基于Adams和KSG的短弧积分方程快速离散化方法

doi:10.11947/j.AGCS.2025.20240361

测绘学报 ›› 2025, Vol. 54 ›› Issue (8): 1416-1426.doi: 10.11947/j.AGCS.2025.20240361

基于Adams和KSG的短弧积分方程快速离散化方法

胡少彬¹(), 陈秋杰¹(), 沈云中¹, 张兴福²

^1.同济大学测绘与地理信息学院，上海　200092
^2.广东工业大学测绘工程系，广东　广州　510006

收稿日期:2024-09-01 修回日期:2025-06-27 出版日期:2025-09-16 发布日期:2025-09-16
通讯作者: 陈秋杰 E-mail:hu08180815@163.com;qiujiechen@tongji.edu.cn
作者简介:胡少彬（2001—），男，博士生，研究方向为重力卫星时变重力场解算。E-mail：hu08180815@163.com
基金资助:
国家自然科学基金(42174099);国家重点研发计划(2021YFB3900101)
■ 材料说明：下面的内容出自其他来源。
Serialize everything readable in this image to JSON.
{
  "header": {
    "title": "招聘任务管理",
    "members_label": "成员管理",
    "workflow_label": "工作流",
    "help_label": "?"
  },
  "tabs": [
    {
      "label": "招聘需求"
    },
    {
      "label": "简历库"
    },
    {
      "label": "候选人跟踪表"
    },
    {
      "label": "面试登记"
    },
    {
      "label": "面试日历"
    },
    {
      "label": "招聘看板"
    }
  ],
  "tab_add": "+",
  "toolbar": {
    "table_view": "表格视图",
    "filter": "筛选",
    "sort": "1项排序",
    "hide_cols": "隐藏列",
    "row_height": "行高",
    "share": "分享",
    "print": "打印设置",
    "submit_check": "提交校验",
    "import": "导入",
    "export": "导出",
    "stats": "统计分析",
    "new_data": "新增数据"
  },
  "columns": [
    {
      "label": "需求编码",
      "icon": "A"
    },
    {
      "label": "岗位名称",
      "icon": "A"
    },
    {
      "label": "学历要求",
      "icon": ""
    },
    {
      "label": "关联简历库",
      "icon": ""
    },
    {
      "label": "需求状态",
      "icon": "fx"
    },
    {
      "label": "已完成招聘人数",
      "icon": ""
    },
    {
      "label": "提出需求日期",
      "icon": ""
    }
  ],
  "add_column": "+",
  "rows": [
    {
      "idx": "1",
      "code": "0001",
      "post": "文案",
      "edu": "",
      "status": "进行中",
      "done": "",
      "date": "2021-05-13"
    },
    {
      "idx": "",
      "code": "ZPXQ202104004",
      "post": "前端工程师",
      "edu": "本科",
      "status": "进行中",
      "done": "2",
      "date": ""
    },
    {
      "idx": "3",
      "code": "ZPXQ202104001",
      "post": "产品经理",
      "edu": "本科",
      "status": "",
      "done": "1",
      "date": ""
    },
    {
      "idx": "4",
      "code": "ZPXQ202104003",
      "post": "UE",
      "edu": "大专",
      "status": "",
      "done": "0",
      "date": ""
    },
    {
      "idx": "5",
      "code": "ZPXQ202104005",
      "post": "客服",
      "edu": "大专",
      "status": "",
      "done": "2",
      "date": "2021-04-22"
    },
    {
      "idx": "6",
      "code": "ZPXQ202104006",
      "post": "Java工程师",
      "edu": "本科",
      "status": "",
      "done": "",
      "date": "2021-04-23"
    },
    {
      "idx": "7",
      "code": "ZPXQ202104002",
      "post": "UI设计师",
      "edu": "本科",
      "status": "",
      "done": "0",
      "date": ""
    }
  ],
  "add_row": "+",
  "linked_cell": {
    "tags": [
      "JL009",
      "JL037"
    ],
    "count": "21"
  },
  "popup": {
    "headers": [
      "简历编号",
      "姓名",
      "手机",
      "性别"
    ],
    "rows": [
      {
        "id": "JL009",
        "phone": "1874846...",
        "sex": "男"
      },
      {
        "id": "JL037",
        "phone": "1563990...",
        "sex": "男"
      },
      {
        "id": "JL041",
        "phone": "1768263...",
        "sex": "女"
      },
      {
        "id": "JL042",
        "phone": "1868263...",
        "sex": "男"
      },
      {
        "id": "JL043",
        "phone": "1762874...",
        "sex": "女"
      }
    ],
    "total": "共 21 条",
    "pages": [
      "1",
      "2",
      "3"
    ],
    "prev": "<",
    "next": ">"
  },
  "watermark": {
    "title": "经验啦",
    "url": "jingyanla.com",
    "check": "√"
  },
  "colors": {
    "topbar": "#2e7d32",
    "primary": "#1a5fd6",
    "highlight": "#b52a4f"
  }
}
An efficient discretization approach for the short-arc integral equation based on Adams and KSG integrators

Shaobin HU¹(), Qiujie CHEN¹(), Yunzhong SHEN¹, Xingfu ZHANG²

^1.College of Surveying and Geo-Informatics, Tongji University, Shanghai 200092, China
^2.Department of Surveying and Mapping, Guangdong University of Technology, Guangzhou 510006, China

Received:2024-09-01 Revised:2025-06-27 Online:2025-09-16 Published:2025-09-16
Contact: Qiujie CHEN E-mail:hu08180815@163.com;qiujiechen@tongji.edu.cn
About author:HU Shaobin (2001—), male, PhD candidate, majors in time-variable gravity field estimation for gravity satellites. E-mail: hu08180815@163.com
Supported by:
The National Natural Science Foundation of China(42174099);The National Key Research and Development Program of China(2021YFB3900101)

摘要/Abstract

摘要：

短弧积分法是卫星重力反演的一种常用方法，本质是基于边值条件的牛顿运动方程积分解法。鉴于Adams和KSG积分器分别是常用的一重和二重多步法积分器，本文提出了一种联合Adams和KSG的短弧积分公式的离散化方法，给出了积分离散化系数的计算公式，便于短弧积分方程的快速离散化求解。以GRACE-FO卫星仿真计算为例，分别从积分离散化系数计算、位置和速度向量积分运算、球谐系数偏导数求解，以及重力场反演等多个角度，与传统短弧积分法进行对比分析。结果表明：①两种方法求得的离散化系数矩阵特征十分吻合，位置和速度方程离散化系数矩阵差异的均方根（root mean square，RMS）量级分别为10^-9和10^-6，相比于传统方法，本文方法位置和速度方程的离散化系数矩阵求解效率分别提升了约80%和90%；②在相同弧长的情况下，本文方法相应的速度向量积分误差与传统方法相当，然而位置向量积分精度在较长弧段下略高于传统方法；③两种方法求得的位置和速度方程球谐系数偏导数总体上均吻合，由于高价信号能量小，高阶偏导数存在差异；④本文方法重力场反演结果与传统数值积分法精度相当，但解算效率提升了74.4%。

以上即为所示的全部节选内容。